Labour leader Jeremy Corbyn (pictured below) said the sitting would be an opportunity for MPs to press the prime minister to comply with the so-called Benn Act requiring him to seek a further Brexit delay if there is no agreement at the summit.
‘The idea that the prime minister will break the law yet again is something that needs to be borne in mind here,’ he told reporters during a visit to a wind turbine facility in Southampton.
The move comes after judges at the Court of Session in Edinburgh said they would not rule on a legal bid requiring a request for an extension to be submitted in the event that there is no agreement at the summit until October.
Mr Johnson has repeatedly said that while he will abide by the law, he will be taking the UK out of the EU on October 31, with or without a deal.
The prospects of an agreement were looking slim after Downing Street accused the EU on Tuesday of making it ‘essentially impossible’ for the UK to leave with a deal.
Mr Johnson is expected to meet Irish Premier Leo Varadkar on Thursday in a last-ditch effort to break the deadlock over the Northern Ireland backstop, which continues to stand in the way of an agreement.
But after speaking to Mr Johnson by telephone on Tuesday, Mr Varadkar warned that it would be ‘very difficult’ to get an agreement in time for next week.
While the Irish government and the EU were working to get an agreement, he said they were not prepared to do a deal ‘at any cost’.
‘There are some fundamental objectives that haven’t changed for the past three years and we need them guaranteed,’ he told RTE news.

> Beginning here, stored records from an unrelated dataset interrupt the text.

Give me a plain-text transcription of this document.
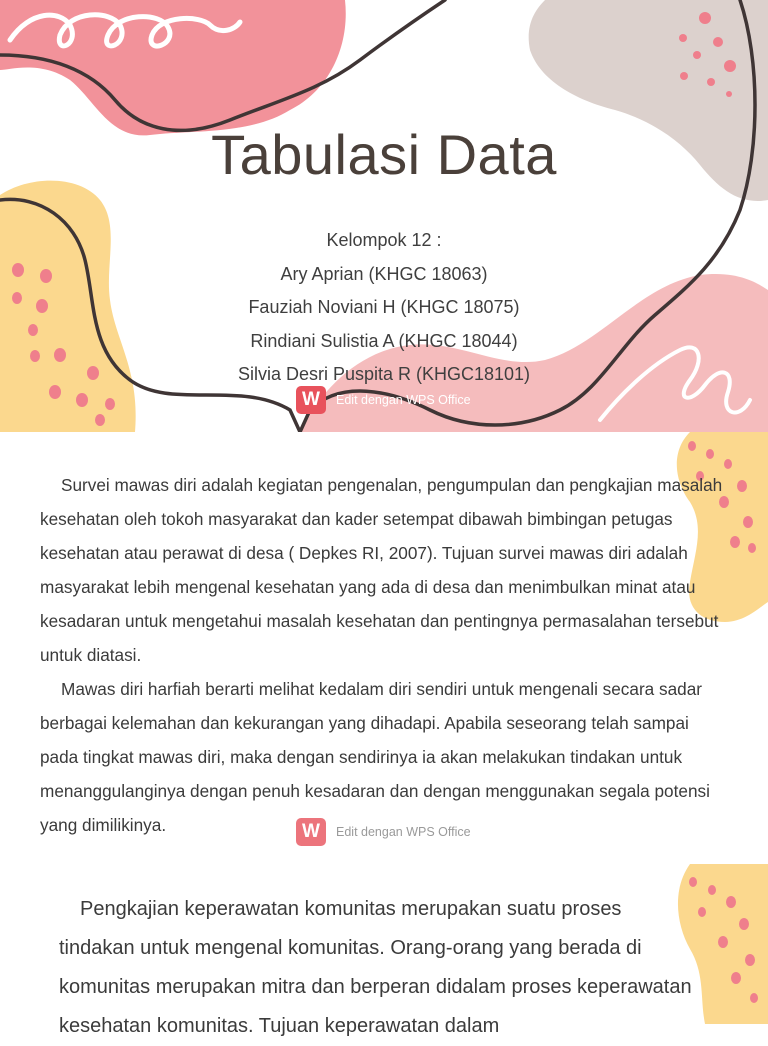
Tabulasi Data
Kelompok 12 :
Ary Aprian (KHGC 18063)
Fauziah Noviani H (KHGC 18075)
Rindiani Sulistia A (KHGC 18044)
Silvia Desri Puspita R (KHGC18101)
W	Edit dengan WPS Office

Survei mawas diri adalah kegiatan pengenalan, pengumpulan dan pengkajian masalah kesehatan oleh tokoh masyarakat dan kader setempat dibawah bimbingan petugas kesehatan atau perawat di desa ( Depkes RI, 2007). Tujuan survei mawas diri adalah masyarakat lebih mengenal kesehatan yang ada di desa dan menimbulkan minat atau kesadaran untuk mengetahui masalah kesehatan dan pentingnya permasalahan tersebut untuk diatasi.

Mawas diri harfiah berarti melihat kedalam diri sendiri untuk mengenali secara sadar berbagai kelemahan dan kekurangan yang dihadapi. Apabila seseorang telah sampai pada tingkat mawas diri, maka dengan sendirinya ia akan melakukan tindakan untuk menanggulanginya dengan penuh kesadaran dan dengan menggunakan segala potensi yang dimilikinya.	W	Edit dengan WPS Office

Pengkajian keperawatan komunitas merupakan suatu proses tindakan untuk mengenal komunitas. Orang-orang yang berada di komunitas merupakan mitra dan berperan didalam proses keperawatan kesehatan komunitas. Tujuan keperawatan dalam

‘I think it is going to be very difficult to secure an agreement by next week, quite frankly.
‘Essentially what the United Kingdom has done is repudiate the deal that we negotiated in good faith with prime minister (Theresa) May’s government over two years and sort of put half of that now back on the table and are saying ‘That’s a concession’. And of course it isn’t really.’
The meeting with Mr Varadkar comes in the wake of a series of acrimonious exchanges between London, Dublin and Brussels.
Number 10 sources have accused the Irish premier of going back on a commitment to find a deal by the end of October.
There was also a ‘frank’ exchange of views between Mr Johnson and German Chancellor Angela Merkel in a telephone call on Tuesday.
Afterwards, unnamed Downing Street sources claimed Mrs Merkel had made clear an agreement was ‘overwhelmingly unlikely’.
She was said to have told Mr Johnson that if the UK was leaving the EU, it would have to leave Northern Ireland behind in a customs union.
It prompted European Council president Donald Tusk to accuse Mr Johnson of engaging in a ‘stupid blame game’.
European Commission president Jean-Claude Juncker said that if the negotiations failed, ‘the explanation will be found in the British camp [because] the original sin is found on the islands and not on the continent’.
He told the French Les Echos newspaper that in such an event, both sides would suffer.
‘A no-deal Brexit would lead to a collapse of the United Kingdom and a weakening of growth on the continent,’ he said.